(completed: 932/9898 pages)
Done (woohoo!):
Out:
In:
I’ve made one change to the marathon: I’m swapping The Artist’s Way out and replacing it with Adobe Illustrator CS H.O.T (Hands On Training). I decided that the Artist’s Way program demanded far more time than I’m able to devote to it right now, and I’m excited about learning how to use Adobe Illustrator (I’ve been through five chapters already, and have passed what I’ve learned on to my young daughter, who’s already doing things that I never would have imagined doing myself).
Religious history is always a tricky proposition, especially when the history under scrutiny is intimately connected to one’s own religion.
As a(n amateur) historian, I’m somewhat familiar with the bag of tools that a historian carries around. When researching, one should have a healthy skepticism, be aware of biases (including one’s own), generally should favor eyewitness accounts over secondary documentation, and should find as many independent descriptions of an event as possible. Can devoted believers conduct valid historical research of the origins of their own faiths?
I think that this is a tricky proposition–when the legitimacy of your entire worldview is on the line, would you be willing to see and accept, let alone publish, information regarding cracks in the edifice of faith? In some professions this would be seen as conflict of interest. I think that this is why some of my favorite religious history is courageous, potentially doubt-inducing research conducted insiders, believers who have everything to lose (cognitively and socially) by publishing what they’ve found.
John Dominic Crossan, former priest and emeritus professor of (the Catholic) DePaul University, is one such insider. The Historical Jesus: The Life of a Mediterranean Jewish Peasant is but one of a long list of controversial works he has produced. To be honest, I struggled through the first half of this 500+ page study–Jesus is barely mentioned until chapter 11. Instead, Crossan spends the first ten chapters carefully laying the groundwork for his research. By the time I reached page 225, Crossan had covered social relationships unique to the Mediterranean region, a variety of peasant responses to political and religious oppression (especially in Palestine during the first century C.E.), Jesus’ philosophical and religious contemporaries (especially from the poorest in society). Crossan approaches his study of Jesus armed with anthropological, sociological, historical and literary tools, and focuses especially on where all of his tools converge.
Especially noteworthy is his approach to the documentary evidence of Jesus’ words and deeds.
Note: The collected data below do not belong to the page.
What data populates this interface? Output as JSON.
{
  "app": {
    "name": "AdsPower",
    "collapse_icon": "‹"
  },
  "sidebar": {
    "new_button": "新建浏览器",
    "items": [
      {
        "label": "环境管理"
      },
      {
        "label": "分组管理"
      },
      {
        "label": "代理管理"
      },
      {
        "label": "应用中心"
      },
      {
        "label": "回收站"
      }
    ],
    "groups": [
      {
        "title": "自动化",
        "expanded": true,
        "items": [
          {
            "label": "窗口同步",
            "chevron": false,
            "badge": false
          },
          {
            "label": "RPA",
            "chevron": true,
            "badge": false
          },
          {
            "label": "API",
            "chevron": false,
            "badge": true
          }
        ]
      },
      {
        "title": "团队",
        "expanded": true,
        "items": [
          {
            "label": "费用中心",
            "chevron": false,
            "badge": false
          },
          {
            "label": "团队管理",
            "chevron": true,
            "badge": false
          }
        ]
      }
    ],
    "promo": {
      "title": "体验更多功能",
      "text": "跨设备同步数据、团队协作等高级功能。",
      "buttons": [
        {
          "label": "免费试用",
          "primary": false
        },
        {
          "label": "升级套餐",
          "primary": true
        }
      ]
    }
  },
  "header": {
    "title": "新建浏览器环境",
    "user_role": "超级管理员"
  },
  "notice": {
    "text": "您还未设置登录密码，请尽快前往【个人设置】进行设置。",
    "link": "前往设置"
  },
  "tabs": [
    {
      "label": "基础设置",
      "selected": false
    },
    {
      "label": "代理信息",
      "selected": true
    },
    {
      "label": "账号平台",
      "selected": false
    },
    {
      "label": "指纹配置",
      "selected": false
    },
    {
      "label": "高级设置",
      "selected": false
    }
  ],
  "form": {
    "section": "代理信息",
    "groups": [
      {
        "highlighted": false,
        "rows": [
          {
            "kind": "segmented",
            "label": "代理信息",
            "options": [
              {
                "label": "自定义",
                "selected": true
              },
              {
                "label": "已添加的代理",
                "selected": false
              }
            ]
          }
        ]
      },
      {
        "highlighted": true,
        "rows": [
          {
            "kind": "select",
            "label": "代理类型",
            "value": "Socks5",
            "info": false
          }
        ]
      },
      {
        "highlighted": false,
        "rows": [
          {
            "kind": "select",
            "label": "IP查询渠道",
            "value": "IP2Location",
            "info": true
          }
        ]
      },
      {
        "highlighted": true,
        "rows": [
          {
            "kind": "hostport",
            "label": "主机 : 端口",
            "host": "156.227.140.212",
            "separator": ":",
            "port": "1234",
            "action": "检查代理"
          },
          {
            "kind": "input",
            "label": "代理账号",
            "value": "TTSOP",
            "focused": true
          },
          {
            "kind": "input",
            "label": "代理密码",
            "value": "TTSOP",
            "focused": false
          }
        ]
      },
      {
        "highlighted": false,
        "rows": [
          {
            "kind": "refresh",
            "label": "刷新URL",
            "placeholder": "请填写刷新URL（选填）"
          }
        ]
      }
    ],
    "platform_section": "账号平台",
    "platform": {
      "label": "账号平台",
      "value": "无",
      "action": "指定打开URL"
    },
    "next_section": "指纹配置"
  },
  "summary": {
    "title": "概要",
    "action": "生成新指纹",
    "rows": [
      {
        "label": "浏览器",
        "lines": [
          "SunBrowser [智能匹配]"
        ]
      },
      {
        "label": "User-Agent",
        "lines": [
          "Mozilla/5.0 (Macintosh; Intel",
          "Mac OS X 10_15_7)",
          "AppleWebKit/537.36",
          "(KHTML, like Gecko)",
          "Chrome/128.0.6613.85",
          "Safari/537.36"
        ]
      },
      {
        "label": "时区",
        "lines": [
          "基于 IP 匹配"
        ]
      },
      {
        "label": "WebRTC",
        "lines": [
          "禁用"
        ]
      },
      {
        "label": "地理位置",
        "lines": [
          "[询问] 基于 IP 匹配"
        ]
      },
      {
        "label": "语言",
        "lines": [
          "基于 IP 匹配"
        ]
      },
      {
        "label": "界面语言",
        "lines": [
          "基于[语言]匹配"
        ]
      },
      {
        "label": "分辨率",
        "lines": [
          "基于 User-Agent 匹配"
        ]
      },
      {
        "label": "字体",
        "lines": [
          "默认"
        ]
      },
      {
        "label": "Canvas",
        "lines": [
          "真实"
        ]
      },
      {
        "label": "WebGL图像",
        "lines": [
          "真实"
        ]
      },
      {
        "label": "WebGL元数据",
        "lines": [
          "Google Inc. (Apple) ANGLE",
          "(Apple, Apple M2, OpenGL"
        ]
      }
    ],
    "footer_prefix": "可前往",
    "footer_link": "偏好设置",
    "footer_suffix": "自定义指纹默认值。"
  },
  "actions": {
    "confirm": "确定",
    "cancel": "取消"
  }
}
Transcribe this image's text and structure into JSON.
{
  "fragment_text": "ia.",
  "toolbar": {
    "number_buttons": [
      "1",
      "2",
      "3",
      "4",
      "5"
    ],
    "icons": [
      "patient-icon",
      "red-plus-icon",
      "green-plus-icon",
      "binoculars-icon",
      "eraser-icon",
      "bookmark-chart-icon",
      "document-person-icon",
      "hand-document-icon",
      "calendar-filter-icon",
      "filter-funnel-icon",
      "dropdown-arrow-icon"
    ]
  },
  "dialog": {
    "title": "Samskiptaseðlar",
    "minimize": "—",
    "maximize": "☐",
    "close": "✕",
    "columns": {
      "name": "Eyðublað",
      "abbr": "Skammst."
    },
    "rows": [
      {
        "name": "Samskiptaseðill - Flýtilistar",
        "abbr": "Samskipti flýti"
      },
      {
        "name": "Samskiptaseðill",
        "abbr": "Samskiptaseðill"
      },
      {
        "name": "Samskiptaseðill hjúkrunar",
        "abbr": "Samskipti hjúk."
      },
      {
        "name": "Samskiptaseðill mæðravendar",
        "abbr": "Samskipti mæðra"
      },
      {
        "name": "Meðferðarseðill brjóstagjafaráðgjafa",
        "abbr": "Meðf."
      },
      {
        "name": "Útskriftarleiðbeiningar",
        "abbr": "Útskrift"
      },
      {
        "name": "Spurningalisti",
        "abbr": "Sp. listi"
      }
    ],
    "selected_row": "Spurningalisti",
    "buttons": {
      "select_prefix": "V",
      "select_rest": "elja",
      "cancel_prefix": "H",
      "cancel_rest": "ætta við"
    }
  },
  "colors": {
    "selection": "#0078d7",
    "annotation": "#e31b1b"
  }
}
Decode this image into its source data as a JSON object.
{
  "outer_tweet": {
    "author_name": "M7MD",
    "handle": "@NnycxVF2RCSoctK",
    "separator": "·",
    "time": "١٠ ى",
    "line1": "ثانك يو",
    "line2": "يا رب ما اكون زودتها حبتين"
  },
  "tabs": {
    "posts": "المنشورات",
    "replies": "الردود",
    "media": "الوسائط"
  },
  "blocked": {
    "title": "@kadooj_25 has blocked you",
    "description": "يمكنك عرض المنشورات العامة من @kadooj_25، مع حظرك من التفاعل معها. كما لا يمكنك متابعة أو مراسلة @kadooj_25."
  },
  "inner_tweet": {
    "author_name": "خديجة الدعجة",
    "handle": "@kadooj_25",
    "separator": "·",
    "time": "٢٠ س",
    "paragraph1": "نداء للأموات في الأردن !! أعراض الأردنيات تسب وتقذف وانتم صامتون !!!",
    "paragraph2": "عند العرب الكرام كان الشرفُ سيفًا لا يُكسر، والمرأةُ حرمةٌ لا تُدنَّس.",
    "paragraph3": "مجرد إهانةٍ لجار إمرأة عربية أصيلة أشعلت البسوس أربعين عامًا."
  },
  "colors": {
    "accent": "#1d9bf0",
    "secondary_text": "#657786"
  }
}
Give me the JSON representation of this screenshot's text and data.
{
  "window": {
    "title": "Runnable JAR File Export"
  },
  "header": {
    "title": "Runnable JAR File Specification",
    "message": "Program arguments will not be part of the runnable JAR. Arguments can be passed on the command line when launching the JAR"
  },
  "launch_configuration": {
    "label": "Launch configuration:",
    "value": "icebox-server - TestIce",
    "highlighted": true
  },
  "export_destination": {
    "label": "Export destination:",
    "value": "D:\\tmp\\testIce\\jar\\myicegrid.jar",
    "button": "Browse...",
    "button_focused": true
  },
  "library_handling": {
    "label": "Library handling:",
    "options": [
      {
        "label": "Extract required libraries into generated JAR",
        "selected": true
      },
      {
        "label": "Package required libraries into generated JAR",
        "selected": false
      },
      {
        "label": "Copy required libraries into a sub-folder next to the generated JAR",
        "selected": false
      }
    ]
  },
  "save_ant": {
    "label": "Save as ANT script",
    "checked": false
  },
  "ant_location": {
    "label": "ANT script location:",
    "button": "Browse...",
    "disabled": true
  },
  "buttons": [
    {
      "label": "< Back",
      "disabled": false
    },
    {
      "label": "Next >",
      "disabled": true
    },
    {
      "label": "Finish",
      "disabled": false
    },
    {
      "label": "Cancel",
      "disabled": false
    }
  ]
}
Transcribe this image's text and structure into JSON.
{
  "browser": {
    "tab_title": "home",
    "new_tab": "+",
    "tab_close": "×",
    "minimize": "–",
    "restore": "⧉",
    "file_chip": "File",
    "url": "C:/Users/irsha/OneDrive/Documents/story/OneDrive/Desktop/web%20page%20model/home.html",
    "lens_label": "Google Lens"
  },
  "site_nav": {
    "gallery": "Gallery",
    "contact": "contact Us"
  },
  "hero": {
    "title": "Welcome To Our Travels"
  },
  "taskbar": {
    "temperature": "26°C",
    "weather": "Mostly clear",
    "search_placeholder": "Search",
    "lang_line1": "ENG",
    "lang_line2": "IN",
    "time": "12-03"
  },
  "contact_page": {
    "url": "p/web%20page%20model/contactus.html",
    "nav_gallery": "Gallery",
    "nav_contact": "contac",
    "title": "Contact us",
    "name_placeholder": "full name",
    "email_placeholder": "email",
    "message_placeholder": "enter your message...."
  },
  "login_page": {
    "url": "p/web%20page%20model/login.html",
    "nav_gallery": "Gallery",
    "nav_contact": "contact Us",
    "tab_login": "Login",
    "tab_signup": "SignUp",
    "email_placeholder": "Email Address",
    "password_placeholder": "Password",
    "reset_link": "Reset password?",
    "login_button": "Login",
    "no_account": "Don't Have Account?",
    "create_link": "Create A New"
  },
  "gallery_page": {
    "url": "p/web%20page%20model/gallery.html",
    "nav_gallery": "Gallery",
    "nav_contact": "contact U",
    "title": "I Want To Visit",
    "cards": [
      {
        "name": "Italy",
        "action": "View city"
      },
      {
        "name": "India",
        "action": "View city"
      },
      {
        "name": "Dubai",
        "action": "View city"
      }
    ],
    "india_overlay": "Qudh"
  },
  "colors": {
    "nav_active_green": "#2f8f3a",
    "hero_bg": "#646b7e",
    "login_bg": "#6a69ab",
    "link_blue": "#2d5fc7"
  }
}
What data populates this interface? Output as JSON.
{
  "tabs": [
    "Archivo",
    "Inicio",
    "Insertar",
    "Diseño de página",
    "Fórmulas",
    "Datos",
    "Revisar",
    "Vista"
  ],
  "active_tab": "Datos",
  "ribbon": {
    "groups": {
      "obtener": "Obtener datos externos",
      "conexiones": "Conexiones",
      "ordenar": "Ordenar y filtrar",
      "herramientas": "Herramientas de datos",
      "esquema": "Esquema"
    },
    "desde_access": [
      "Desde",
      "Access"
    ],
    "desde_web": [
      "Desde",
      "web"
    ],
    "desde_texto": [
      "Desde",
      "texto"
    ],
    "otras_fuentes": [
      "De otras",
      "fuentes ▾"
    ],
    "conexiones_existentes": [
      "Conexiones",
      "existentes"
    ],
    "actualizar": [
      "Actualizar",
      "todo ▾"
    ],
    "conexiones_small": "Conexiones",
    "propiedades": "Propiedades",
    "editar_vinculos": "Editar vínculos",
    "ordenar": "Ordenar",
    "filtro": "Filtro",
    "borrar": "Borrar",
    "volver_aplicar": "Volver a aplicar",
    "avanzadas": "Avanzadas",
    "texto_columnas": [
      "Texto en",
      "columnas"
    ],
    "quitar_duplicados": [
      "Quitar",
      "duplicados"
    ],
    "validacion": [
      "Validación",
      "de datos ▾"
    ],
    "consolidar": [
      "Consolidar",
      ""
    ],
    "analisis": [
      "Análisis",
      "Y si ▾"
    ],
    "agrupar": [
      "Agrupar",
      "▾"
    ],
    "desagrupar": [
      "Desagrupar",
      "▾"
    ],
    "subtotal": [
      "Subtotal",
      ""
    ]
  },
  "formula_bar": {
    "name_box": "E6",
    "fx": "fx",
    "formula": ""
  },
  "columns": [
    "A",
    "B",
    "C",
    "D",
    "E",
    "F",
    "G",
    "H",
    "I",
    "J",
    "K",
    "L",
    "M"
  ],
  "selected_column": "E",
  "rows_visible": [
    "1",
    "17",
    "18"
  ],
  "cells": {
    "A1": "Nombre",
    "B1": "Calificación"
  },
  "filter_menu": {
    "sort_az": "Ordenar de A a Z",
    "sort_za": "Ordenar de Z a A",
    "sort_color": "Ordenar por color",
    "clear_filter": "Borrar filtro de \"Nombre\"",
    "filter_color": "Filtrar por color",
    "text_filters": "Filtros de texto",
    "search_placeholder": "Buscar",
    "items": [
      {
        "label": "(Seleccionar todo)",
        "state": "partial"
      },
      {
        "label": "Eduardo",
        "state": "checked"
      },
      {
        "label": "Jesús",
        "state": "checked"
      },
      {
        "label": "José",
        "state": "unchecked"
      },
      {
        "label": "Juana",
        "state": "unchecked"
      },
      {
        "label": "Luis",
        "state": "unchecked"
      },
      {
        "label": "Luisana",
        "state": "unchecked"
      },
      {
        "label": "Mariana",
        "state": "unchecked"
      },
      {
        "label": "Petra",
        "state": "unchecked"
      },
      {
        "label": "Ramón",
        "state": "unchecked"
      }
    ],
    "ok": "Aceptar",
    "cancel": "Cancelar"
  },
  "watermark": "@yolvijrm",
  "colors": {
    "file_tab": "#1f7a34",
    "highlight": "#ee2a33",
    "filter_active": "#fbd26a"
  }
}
He draws upon 200+ years of New Testament exegesis and Christian Biblical studies to create “An Inventory of the Jesus Tradition by Chronological Stratification and Independent Attestation.” I was probably more excited by this Appendix than by most of the book. The first stratum (30-60 C.E.) contains: several Pauline epistles; non-canonical gospels and fragments, including the Gospel of Thomas, and the Gospel of the Hebrews; and finally sources now embedded in the canonical Gospels, including the Sayings Gospel Q, the Miracles Collection and the Cross Gospel. The Gospel of Mark, which I had always considered one of the oldest sources, falls into the second stratum (60-80 C.E.), and Matthew, Luke, and John fall in the third stratum (80-120 C.E.) (along with many other documents/fragments in these strata). He then creates a hierarchy of sayings and stories based on the strata and the level of independent attestation. The lower the stratum (i.e. the closer in time to Jesus) and the greater the number of independent sources, the greater the weight/probability that Crossan assigns to that tradition.
Armed with all of these powerful tools, Crossan reaches the following conclusion about the original Jesus of history: Jesus was a “peasant Jewish Cynic.” He preached and practiced radical egalitarianism symbolized by an open table at which the despised and outcast (including women) were welcome, and where he, though teacher and healer, was also a lowly servant. At some point he left rural Galilee for Jerusalem, and after creating a disturbance at the temple, was promptly crucified. The passion and resurrection stories were slowly built up from scriptural exegesis as scribal followers tried to make sense of what had happened to their master.
The Historical Jesus is heavy reading on multiple levels (regarding both faith and scholarship). If you haven’t read anything yet on the historical study of Jesus, I highly recommend the approachable (and much, much shorter) Jesus: A Revolutionary Biography, which is a popularized and condensed version of The Historical Jesus.
As my pursuit for the Heavenly Jesus has proved fruitless, I find myself drawn more and more to the study of his more down to earth version, and have found this quest so much more rewarding. Crossan’s Jesus, as problematic as he may be (due to both his own and to Crossan’s imperfections) is so much more real to me.